One key advantage of integrating AI is the big boost it could give to the developer experience, leading to productivity gains. We’re experimenting with using AI to estimate the effort needed for our projects. We input our functional requirement documents and Epics, and AI provides consistent estimates based on complexity. We’re also comparing these AI estimates with our past ones to check accuracy. To really understand these benefits, we need a detailed approach, using a mix of productivity metrics to see how team efficiency improves.
While individual tools like GitHub Copilot and ChatGPT offer insights into user activity and code adoption, these data points lack the depth required to paint a complete picture. Therefore, a crucial step lies in developing a more comprehensive framework for evaluating the impact of AI on our engineering processes. This framework needs to capture both the tangible benefits, such as improved efficiency, and the intangible benefits, such as enhanced creativity and problem-solving capabilities.
Conclusion: Just the beginning
Our journey with AI in product development is only just beginning. As we continue to explore and integrate AI technologies, we remain committed to fostering an environment of innovation and excellence.
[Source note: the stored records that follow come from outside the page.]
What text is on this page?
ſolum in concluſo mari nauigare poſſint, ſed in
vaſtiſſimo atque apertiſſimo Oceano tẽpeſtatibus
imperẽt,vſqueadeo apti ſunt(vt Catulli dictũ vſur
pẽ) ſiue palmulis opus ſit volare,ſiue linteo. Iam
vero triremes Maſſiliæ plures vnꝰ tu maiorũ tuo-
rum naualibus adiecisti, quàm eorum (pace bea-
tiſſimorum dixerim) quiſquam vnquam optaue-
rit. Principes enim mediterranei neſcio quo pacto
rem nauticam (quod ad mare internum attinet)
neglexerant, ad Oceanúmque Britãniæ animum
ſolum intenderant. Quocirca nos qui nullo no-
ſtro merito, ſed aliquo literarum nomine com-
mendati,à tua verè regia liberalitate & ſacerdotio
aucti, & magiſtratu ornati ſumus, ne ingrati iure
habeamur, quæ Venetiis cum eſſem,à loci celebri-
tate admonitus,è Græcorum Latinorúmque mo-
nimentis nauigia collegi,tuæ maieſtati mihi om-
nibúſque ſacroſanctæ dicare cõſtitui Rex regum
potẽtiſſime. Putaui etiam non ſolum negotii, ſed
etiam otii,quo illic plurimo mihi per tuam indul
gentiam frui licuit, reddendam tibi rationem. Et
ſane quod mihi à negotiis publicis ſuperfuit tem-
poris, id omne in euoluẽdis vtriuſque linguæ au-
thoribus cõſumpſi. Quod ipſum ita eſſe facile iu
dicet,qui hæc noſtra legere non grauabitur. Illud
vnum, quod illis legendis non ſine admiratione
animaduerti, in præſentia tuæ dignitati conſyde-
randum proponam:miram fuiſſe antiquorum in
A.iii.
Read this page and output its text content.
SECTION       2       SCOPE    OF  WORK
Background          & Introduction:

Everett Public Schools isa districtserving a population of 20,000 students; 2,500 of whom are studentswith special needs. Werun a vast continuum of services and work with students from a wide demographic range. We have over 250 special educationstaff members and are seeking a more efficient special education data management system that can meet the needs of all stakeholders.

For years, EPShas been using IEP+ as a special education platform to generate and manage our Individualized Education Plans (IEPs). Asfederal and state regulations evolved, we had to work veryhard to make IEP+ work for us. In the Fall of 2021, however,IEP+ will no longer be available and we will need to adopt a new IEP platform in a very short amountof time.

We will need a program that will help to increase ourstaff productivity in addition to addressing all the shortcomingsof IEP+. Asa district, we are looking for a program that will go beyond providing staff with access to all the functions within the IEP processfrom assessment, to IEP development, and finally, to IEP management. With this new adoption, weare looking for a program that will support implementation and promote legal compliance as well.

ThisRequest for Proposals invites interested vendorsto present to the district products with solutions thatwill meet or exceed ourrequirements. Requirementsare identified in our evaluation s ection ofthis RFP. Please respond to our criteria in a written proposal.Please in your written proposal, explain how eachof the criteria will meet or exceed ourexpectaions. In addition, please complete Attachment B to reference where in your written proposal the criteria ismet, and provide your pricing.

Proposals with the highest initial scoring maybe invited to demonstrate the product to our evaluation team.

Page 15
By embracing AI, we enhance our product development processes and set new standards for what is possible in engineering. Celigo’s story is one of continuous evolution, and AI plays a pivotal role in shaping our future.
About the Author
Rama Rao Kuppanadi is a Senior Director of Engineering at Celigo, where he is leading the cloud-native transformation of the company’s iPaaS platform. He has a proven track record of developing and transitioning cloud-native SaaS products.
With deep expertise in platform engineering, infrastructure, product security, and DevSecOps/SRE, he is also skilled in building and nurturing engineering teams, forging collaborations, and crafting unified visions and roadmaps. A strong advocate for quality and security, Rama emphasizes shift-left and security-first practices to embed these priorities early in the development process.